Question: By using Holder's inequality, prove that for any real number $\lambda,$ $$4\sin^2\lambda - \lambda \sin(2\lambda)\leq 2\lambda^2.$$
Assume that $\lambda\geq 0.$ Since Holder's inequality involves integral, I try to obtain $f(x)$ such that $$\int_0^\lambda f(x)\,dx = 4\sin^2(\lambda) - \lambda \sin(2\lambda).$$ By using first fundamental theorem of calculus and Wolfram, I obtain that $$f(\lambda)= 3\sin(2\lambda) - 2\lambda \cos(2\lambda).$$ Therefore, by Holder's inequality, \begin{align} \int_0^\lambda 3\sin(2x) - 2x \cos(2x)\,dx & \leq \left( \int_0^\lambda (3\sin(2x) - 2x \cos(2x))^2 \right)^{\frac{1}{2}} \left(\int_0^\lambda 1^2 \, dx\right)^{\frac{1}{2}}\\ & =\sqrt{\lambda}\left( \int_0^\lambda 9\sin^2(2x) - 12x\sin(2x)\cos(2x) + 4x^2\cos^2(2x) \right)^{\frac{1}{2}}\\ & \leq \sqrt{\lambda} \left( \int_0^\lambda 9 +6x+4x^2\,dx \right)^{\frac{1}{2}} \\ & = \sqrt{\lambda} \left(9\lambda + 3\lambda^2+ \frac{4}{3}\lambda^3\right)^{\frac{1}{2}}. \end{align} However, it does not seem like the inequality $$9\lambda^2 + 3\lambda^3+\frac{4}{3}\lambda^4 \leq 4\lambda^4$$ holds. The following is their graphs.

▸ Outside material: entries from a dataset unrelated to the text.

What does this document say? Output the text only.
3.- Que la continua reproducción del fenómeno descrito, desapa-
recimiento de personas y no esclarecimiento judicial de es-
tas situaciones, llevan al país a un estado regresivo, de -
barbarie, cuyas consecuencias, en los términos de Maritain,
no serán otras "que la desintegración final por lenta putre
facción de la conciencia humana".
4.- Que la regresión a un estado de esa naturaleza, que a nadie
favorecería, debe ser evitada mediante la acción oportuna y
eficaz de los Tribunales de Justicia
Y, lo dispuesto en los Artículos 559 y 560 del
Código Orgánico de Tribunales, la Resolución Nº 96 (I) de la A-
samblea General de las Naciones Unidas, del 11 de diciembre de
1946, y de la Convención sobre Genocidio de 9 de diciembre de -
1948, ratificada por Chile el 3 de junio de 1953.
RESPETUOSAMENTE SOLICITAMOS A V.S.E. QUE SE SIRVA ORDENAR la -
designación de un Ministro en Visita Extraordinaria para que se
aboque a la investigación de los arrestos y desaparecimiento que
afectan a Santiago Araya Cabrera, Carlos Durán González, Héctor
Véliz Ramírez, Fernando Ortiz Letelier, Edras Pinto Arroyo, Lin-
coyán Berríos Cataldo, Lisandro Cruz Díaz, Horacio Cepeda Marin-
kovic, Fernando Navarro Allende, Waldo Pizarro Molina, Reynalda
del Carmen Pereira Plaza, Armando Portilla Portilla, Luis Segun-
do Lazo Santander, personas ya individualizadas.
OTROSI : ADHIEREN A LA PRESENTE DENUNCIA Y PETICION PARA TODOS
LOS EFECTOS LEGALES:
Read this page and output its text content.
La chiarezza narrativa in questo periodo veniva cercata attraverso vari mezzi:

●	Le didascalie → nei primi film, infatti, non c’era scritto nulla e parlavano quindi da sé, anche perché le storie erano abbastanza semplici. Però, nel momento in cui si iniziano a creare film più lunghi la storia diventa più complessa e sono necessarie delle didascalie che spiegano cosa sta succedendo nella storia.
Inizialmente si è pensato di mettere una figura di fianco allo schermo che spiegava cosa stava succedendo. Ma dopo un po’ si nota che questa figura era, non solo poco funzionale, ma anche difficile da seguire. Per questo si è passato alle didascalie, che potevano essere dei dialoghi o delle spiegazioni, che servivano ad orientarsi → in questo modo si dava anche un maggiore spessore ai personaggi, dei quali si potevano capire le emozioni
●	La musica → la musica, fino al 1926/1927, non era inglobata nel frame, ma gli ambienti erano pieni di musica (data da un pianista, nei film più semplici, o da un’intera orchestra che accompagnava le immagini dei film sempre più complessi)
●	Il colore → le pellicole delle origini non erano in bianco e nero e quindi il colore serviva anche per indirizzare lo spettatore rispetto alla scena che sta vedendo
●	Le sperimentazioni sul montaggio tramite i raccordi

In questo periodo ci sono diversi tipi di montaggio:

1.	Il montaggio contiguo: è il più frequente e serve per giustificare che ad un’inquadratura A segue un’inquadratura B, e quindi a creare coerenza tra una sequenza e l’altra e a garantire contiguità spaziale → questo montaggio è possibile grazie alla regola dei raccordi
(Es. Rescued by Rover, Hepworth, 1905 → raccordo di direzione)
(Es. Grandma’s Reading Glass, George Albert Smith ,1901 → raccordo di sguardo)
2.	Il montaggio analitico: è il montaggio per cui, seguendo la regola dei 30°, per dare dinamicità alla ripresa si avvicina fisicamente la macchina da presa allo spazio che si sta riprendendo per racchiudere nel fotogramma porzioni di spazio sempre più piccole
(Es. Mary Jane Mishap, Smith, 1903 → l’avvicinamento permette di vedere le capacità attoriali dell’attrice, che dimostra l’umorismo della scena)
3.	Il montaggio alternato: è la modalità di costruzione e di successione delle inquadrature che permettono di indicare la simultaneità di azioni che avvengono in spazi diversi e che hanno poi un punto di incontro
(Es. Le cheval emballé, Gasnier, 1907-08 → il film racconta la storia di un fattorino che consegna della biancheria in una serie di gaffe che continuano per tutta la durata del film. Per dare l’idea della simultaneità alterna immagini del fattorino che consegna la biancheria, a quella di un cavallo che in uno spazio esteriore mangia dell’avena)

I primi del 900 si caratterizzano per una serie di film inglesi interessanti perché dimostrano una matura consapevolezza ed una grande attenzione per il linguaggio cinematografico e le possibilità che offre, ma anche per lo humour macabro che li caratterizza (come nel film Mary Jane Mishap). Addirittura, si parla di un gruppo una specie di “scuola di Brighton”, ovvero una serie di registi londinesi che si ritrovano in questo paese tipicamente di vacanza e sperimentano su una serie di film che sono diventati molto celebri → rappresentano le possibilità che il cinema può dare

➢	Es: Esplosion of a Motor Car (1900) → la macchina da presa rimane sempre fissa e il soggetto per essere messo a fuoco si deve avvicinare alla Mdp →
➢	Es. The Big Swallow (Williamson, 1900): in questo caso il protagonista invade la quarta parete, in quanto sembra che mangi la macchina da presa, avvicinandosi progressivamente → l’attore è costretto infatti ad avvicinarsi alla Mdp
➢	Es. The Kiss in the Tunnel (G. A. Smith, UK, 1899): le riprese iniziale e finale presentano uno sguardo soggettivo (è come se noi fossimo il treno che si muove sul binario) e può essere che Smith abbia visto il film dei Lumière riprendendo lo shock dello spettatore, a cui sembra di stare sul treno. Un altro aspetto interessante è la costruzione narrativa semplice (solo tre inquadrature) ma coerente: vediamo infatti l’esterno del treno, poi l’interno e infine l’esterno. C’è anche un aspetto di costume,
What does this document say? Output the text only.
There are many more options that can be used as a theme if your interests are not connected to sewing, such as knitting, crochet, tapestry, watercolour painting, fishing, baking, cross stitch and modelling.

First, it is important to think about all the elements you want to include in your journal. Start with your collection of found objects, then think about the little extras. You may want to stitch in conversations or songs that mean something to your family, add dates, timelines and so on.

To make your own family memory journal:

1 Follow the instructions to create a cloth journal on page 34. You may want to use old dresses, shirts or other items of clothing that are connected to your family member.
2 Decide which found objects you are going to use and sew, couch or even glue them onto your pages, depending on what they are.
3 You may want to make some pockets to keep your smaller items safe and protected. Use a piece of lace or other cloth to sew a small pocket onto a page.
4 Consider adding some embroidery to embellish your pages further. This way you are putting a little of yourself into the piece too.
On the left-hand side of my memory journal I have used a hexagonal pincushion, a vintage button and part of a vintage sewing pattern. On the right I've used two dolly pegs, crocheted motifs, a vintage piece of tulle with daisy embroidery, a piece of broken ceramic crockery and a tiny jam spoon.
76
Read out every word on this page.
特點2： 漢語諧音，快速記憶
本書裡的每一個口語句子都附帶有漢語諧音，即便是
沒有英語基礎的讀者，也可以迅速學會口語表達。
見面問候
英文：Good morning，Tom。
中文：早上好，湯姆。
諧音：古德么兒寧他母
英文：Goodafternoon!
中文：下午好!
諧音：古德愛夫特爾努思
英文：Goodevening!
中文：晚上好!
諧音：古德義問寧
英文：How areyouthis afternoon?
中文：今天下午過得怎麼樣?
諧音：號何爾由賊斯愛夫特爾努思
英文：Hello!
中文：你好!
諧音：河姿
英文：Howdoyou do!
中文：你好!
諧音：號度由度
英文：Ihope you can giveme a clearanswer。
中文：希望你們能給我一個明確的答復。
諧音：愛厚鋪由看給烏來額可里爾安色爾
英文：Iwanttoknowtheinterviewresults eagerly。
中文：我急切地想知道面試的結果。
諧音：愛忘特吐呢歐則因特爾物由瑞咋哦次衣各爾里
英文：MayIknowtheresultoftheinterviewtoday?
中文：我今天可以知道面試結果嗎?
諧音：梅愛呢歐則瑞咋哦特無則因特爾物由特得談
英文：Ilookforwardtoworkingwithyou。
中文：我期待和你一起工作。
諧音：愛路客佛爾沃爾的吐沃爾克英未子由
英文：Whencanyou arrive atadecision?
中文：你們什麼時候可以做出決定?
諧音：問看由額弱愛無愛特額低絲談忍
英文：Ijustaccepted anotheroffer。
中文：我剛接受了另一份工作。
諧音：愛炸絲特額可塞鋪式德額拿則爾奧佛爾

So I run out of idea to prove the inequality. Any hint would be appreciated.
Let \begin{equation} f(x) = \frac{3\sin(2x) - 2x \cos(2x)}{4x},\quad \text{and} \quad g(x)=4x. \end{equation} We apply Hölder's inequality on the interval $[0,\lambda]$ for $\lambda > 0$: \begin{equation} \int_0^\lambda f(x)g(x)\,dx \le ||fg||_1 \le ||f||_\infty ||g||_1. \end{equation} The supremum of $|f|$ over $\mathbb{R}$ is $1$, and $||g||_1 = 2 \lambda^2$, so \begin{equation} 4 \sin^2 \lambda - \lambda \sin(2\lambda) \le 2 \lambda^2 \end{equation} for all $\lambda > 0$. The result is trivial for $\lambda = 0$, and the functions in the inequality are even, so the inequality holds for all real $\lambda$.